Но ты все же прорубил окно. Так. А вон неподалеку от твоего прекрасного, но дикого монумента – ведь он наглядно показывает, что ты скачешь в пропасть, – ходит и мерзнет солдат, один из многих миллионов солдат тобою созданной армии, и я не поручусь за то, что он грамотен, я не поручусь за то, что он знает о тебе что-нибудь, кроме тех жалких анекдотов, которые продаются за копейку и в которых деяния твои приравнены к толковому соннику и к плоским шуткам твоего шута Балакирева. А ведь окно прорублено уже двести лет! Ты скажешь, что не виноват ты в том, что мы, слабые потомки, пигмеи, не довершили подвиг твой. Конечно, я и не виню тебя нисколько. Но как же судить о дереве, если не по плодам его?

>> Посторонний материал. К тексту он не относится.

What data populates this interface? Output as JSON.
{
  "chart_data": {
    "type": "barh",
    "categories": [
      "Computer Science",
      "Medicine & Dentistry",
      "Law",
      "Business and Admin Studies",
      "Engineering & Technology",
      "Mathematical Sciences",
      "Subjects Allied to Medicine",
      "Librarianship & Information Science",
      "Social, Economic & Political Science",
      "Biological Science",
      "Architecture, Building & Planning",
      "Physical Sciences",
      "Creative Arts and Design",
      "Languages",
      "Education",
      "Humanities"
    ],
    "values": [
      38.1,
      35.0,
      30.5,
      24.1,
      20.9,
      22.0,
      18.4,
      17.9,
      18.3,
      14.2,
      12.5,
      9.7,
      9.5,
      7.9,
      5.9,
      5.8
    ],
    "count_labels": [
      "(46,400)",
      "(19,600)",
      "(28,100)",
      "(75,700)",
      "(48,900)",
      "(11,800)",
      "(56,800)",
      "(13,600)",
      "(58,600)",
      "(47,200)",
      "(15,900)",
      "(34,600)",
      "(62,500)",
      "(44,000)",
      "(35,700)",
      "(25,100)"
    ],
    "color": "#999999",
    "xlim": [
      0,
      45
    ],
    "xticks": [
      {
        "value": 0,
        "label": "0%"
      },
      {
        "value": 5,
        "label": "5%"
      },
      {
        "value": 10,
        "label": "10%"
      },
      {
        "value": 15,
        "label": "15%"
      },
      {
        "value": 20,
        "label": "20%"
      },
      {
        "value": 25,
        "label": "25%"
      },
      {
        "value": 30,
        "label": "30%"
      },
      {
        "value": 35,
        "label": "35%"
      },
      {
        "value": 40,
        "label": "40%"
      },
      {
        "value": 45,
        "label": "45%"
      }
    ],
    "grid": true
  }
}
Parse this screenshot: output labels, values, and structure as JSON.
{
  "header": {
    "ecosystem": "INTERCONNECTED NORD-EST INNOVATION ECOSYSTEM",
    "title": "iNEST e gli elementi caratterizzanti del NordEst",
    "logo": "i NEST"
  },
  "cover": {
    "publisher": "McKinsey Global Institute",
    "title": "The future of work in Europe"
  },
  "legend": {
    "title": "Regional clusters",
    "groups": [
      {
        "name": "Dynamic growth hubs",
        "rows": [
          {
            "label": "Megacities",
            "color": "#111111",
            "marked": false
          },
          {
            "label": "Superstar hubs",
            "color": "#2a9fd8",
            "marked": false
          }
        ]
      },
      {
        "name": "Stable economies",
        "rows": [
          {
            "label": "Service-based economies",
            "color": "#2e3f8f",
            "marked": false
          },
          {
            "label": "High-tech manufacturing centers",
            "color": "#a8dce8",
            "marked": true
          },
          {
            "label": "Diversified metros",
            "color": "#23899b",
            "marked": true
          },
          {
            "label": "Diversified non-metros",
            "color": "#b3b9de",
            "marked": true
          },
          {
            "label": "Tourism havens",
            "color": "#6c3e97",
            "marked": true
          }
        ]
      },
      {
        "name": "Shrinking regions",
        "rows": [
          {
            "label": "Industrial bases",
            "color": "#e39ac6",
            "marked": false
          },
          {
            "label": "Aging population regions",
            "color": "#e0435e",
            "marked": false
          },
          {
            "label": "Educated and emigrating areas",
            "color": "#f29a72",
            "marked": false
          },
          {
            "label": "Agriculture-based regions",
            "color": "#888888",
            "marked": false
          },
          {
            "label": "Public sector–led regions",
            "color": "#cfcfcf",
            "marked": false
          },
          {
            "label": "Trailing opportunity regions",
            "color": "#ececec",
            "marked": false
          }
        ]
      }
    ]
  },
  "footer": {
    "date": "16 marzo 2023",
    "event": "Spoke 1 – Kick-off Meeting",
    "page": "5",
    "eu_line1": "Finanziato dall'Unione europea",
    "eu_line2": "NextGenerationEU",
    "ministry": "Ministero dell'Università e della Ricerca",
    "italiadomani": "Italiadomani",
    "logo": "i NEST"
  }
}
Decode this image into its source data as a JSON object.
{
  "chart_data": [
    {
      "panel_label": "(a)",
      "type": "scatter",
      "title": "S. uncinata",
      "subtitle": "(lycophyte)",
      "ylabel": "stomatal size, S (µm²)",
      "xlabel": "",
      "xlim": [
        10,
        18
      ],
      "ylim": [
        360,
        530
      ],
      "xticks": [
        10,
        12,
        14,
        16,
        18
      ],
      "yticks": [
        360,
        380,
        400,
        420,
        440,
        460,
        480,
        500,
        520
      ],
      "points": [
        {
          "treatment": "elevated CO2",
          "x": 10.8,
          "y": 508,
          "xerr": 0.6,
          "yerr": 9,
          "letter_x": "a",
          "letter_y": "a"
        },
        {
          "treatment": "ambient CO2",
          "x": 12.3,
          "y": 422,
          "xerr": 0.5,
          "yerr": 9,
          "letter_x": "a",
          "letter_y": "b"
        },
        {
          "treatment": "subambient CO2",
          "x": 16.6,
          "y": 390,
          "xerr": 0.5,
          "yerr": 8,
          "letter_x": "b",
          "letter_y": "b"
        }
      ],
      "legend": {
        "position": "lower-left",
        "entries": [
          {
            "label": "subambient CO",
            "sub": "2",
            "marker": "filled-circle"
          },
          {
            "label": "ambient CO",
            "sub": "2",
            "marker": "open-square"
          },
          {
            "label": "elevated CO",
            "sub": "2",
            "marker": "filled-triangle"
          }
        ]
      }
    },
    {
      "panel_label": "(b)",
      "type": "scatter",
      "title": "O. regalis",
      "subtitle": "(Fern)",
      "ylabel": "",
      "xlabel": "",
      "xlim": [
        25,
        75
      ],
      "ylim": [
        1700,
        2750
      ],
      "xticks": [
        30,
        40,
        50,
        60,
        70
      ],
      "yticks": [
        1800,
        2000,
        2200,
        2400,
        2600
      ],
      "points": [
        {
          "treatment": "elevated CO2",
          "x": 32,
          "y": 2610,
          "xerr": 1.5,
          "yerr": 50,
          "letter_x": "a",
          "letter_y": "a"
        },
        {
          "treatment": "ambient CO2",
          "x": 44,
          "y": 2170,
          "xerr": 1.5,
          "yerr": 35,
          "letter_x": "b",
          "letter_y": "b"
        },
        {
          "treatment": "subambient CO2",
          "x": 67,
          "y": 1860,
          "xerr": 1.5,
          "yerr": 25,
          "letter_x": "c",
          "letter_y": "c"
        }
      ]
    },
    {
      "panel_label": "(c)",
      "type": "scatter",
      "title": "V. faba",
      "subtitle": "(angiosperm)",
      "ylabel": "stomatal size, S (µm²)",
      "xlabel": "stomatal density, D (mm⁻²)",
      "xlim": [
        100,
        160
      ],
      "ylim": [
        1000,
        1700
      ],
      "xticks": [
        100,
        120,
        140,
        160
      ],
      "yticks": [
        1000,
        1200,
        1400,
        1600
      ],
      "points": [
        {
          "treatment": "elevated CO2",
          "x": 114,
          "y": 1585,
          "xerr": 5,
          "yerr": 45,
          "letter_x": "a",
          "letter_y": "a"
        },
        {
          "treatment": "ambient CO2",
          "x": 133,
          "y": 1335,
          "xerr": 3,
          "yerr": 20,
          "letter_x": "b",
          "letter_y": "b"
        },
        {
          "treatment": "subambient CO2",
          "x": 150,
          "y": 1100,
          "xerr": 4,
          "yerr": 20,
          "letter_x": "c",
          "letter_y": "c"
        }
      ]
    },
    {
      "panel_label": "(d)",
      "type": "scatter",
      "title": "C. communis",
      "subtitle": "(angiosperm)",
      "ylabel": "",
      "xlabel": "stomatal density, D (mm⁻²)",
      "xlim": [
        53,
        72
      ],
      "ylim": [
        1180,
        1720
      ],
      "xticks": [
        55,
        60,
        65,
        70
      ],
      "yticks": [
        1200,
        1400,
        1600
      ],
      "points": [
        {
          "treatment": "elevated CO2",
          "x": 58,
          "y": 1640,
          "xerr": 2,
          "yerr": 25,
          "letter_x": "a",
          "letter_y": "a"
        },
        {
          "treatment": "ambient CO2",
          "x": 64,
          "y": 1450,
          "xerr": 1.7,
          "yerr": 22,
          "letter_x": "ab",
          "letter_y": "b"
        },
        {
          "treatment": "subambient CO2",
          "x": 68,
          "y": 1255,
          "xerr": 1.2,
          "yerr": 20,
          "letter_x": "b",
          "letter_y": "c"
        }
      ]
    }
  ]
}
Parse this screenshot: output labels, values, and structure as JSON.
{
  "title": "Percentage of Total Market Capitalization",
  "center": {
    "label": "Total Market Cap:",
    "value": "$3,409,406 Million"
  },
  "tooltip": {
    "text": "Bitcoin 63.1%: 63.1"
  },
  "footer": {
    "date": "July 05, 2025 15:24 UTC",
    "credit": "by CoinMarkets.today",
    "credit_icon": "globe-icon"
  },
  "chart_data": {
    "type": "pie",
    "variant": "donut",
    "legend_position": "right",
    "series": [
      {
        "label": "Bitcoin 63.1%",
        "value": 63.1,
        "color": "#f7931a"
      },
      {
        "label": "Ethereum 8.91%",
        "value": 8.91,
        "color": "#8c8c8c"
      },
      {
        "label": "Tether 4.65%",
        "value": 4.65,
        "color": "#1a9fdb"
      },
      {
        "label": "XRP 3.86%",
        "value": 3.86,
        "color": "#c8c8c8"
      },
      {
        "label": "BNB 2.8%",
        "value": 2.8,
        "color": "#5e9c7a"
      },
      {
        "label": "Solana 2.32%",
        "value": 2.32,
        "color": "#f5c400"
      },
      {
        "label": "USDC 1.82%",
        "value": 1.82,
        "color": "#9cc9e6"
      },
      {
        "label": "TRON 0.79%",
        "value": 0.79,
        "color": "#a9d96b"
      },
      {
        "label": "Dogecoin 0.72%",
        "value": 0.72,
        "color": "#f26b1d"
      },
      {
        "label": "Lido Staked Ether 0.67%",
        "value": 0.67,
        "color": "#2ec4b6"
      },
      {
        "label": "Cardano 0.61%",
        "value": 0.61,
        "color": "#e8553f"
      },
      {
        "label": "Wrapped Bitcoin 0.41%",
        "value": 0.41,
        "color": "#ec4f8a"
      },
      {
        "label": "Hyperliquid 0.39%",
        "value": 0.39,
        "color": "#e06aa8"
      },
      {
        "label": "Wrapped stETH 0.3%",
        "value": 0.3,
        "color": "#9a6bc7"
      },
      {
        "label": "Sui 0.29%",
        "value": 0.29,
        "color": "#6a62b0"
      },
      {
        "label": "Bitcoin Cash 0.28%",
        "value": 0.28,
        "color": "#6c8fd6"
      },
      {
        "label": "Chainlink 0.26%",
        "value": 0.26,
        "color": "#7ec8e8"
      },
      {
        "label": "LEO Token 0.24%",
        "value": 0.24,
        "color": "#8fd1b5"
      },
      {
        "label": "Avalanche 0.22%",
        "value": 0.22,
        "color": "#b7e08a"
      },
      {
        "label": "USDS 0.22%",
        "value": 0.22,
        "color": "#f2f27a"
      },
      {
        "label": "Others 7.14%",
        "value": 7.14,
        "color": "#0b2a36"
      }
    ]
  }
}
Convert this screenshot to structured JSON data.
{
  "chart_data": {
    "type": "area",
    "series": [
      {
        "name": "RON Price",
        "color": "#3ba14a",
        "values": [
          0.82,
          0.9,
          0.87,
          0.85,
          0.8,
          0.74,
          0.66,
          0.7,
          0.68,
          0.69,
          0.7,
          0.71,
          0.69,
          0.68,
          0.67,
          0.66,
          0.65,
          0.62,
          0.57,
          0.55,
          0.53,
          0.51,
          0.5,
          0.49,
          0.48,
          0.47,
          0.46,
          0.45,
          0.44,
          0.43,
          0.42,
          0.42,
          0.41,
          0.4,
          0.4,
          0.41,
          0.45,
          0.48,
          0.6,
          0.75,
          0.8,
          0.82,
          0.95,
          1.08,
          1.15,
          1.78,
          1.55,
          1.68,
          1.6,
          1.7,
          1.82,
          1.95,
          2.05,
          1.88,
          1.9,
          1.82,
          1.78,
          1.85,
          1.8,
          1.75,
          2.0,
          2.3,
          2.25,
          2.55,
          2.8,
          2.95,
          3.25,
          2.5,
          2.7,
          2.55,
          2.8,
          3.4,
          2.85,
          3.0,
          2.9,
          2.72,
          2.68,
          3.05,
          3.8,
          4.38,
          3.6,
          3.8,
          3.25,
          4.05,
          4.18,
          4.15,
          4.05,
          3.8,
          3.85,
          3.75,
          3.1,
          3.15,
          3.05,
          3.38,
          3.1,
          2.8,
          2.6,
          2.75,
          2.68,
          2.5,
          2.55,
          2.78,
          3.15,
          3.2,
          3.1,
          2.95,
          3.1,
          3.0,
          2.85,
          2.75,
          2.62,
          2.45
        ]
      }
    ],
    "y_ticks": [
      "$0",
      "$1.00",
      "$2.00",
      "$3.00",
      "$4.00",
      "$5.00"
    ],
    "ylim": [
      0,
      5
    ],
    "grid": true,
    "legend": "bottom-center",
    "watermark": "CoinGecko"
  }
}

Ты, не жалея ни сил, ни пота, ни крови, не пожалев даже единственного сына своего, основал этот город, полночных стран красу и диво, и чудо-империю, захватившую собой чуть не полмира. Ты согнал – как сгоняют скот, как сгоняли в старину фараоны рабов на постройку пирамид – бесконечные тысячи твоих подданных и не сваями, но их костями укрепил ты нездоровые топи эти, и не железными скрепами, но опять-таки костями и кровью Полтавы закрепил ты фундамент твоей империи. И они, не понимая даже и отдаленно мечты твоей, в тяжких трудах и страданиях покорно полегли ради нее костями. А они были живые люди, и у них были детки, и им хотелось жить и радоваться. Ты не пожалел их, ты не жалел ничего, ты не жалел себя: я знаю о прекрасных – несмотря на весь мой скептицизм – словах твоих под Полтавой, я знаю о твоих заботах, когда погибал ты в твоем прутском походе: везде и всюду ты был грандиозен, и везде и всюду на первом месте была у тебя дума: «Была бы счастлива Россия!» Но стала ли она счастлива, вот в чем главный вопрос, вопрос ужасный, ибо… ответ на него уничтожает все дело твое и уничтожает тебя. Нет, счастлива она не стала! Едва ты мер, как в том вон сумрачном дворце над светлой Невой одна блудница сменяла другую только для того, чтобы ее сменил пьяный выродок и сумасброд, а на смену Стеньке, с которым едва-едва справился твой отец, явился Емелька, с которым едва справилась та, которая воздвигла тебе этот сумасшедший – прекрасный, но сумасшедший – памятник, которая переписывалась с философами-радикалами одной рукой, а другой рукой раздавала в рабство сотни тысяч крестьян, которая утопала в роскоши неимоверной, в то время как по всей России скакали пушки с зажженными фитилями, чтобы усмирять бунтующих мужиков. Сто лет спустя на площади перед твоим сенатом безграмотные солдаты под залпами картечи приветствовали кликами жену царевича, Конституцию, и десятки лет под глазами твоих потомков и наследников томились в казематах заложенной тобой крепости сотни протестантов, и сходили с ума, и перерезывали себе горло обломком стекла, и сжигали себя живьем…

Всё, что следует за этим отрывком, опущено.